By Melissa Ford
Ever dream of leaving your family for life on a secluded island? Longing for those carefree days before kids? After your son has a meltdown or your daughter has been disrespectful, rather than forcing down your anger or irritation, try something new!
Instead of reacting to your children’s misbehavior – how about creating a different response?
Refocus Your Attention:
At the end of a challenging day with your child, take a quiet moment to focus on the situation or behavior that you felt upset, guilty, disappointed in, or irritated by. What was happening with your child? What was the predominant feeling you experienced? Now, just for a moment, allow yourself to let your discomfort go. (Remember, when you are done with this exercise, you can emotionally pick up where you left off.)

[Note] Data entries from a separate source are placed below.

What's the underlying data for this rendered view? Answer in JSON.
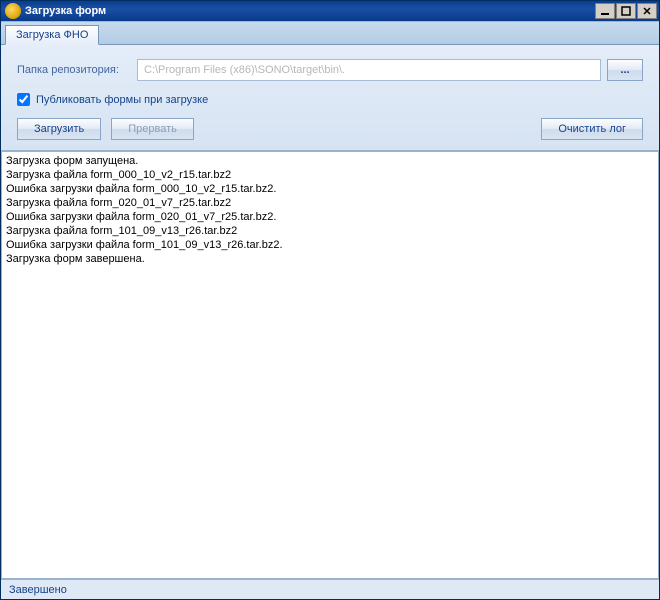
{
  "window": {
    "title": "Загрузка форм"
  },
  "tabs": {
    "main": "Загрузка ФНО"
  },
  "form": {
    "repo_label": "Папка репозитория:",
    "repo_path": "C:\\Program Files (x86)\\SONO\\target\\bin\\.",
    "browse_label": "...",
    "publish_label": "Публиковать формы при загрузке",
    "load_label": "Загрузить",
    "abort_label": "Прервать",
    "clear_label": "Очистить лог"
  },
  "log_lines": [
    "Загрузка форм запущена.",
    "Загрузка файла form_000_10_v2_r15.tar.bz2",
    "Ошибка загрузки файла form_000_10_v2_r15.tar.bz2.",
    "Загрузка файла form_020_01_v7_r25.tar.bz2",
    "Ошибка загрузки файла form_020_01_v7_r25.tar.bz2.",
    "Загрузка файла form_101_09_v13_r26.tar.bz2",
    "Ошибка загрузки файла form_101_09_v13_r26.tar.bz2.",
    "Загрузка форм завершена."
  ],
  "status": {
    "text": "Завершено"
  }
}
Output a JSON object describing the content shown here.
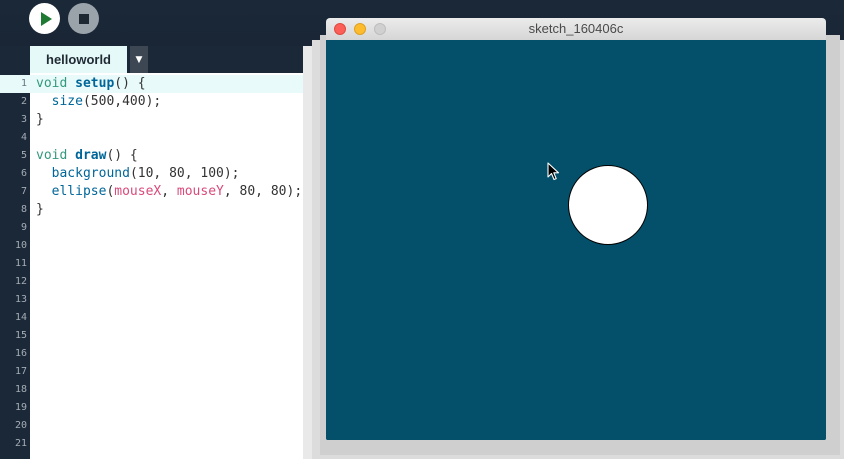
{
  "toolbar": {
    "run_icon": "play-icon",
    "stop_icon": "stop-icon"
  },
  "tabs": {
    "active_label": "helloworld",
    "menu_glyph": "▼"
  },
  "editor": {
    "line_numbers": [
      "1",
      "2",
      "3",
      "4",
      "5",
      "6",
      "7",
      "8",
      "9",
      "10",
      "11",
      "12",
      "13",
      "14",
      "15",
      "16",
      "17",
      "18",
      "19",
      "20",
      "21"
    ],
    "code": {
      "l1": {
        "kw": "void",
        "fn": "setup",
        "rest": "() {"
      },
      "l2": {
        "fn": "size",
        "rest": "(500,400);"
      },
      "l3": {
        "rest": "}"
      },
      "l5": {
        "kw": "void",
        "fn": "draw",
        "rest": "() {"
      },
      "l6": {
        "fn": "background",
        "rest": "(10, 80, 100);"
      },
      "l7": {
        "fn": "ellipse",
        "open": "(",
        "var1": "mouseX",
        "sep": ", ",
        "var2": "mouseY",
        "rest": ", 80, 80);"
      },
      "l8": {
        "rest": "}"
      }
    }
  },
  "sketch_window": {
    "title": "sketch_160406c",
    "background_color": "#04506a"
  },
  "colors": {
    "keyword": "#33997e",
    "function": "#006699",
    "variable": "#d94a7a"
  }
}
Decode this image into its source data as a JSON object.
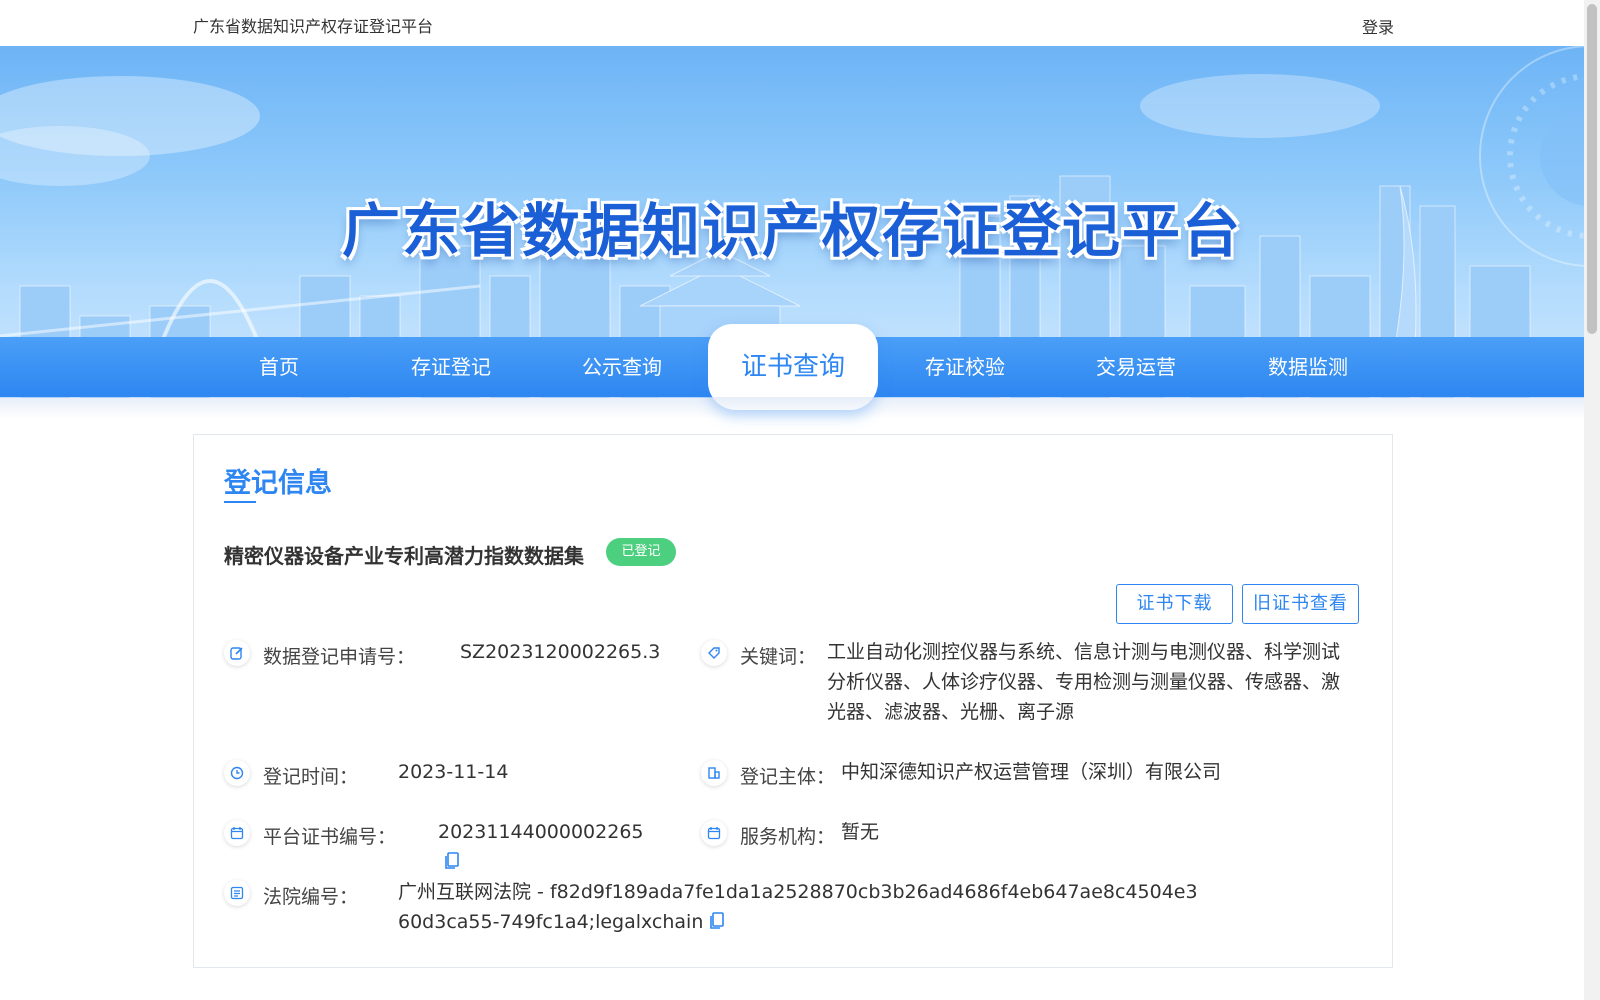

Feeling peaceful and relaxed, ask yourself this simple question: Why is my child a gift?
- How has your child made you a stronger, more loving parent?
- What has your child taught you, that you wouldn’t have learned otherwise?
- How has your child helped you grow into a more confident, competent person?
- What other benefits have you received by being a parent to your child?
- (Talk out loud and/or write down your answers to these questions.)
As parents, we have a choice; we can either embrace who our child is and what our child offers us – or fight against his/her behaviors and personality. Seeing your child as a gift, especially during those difficult times, deepens your love while you discover the innumerable benefits you receive by being the parent to this amazing child.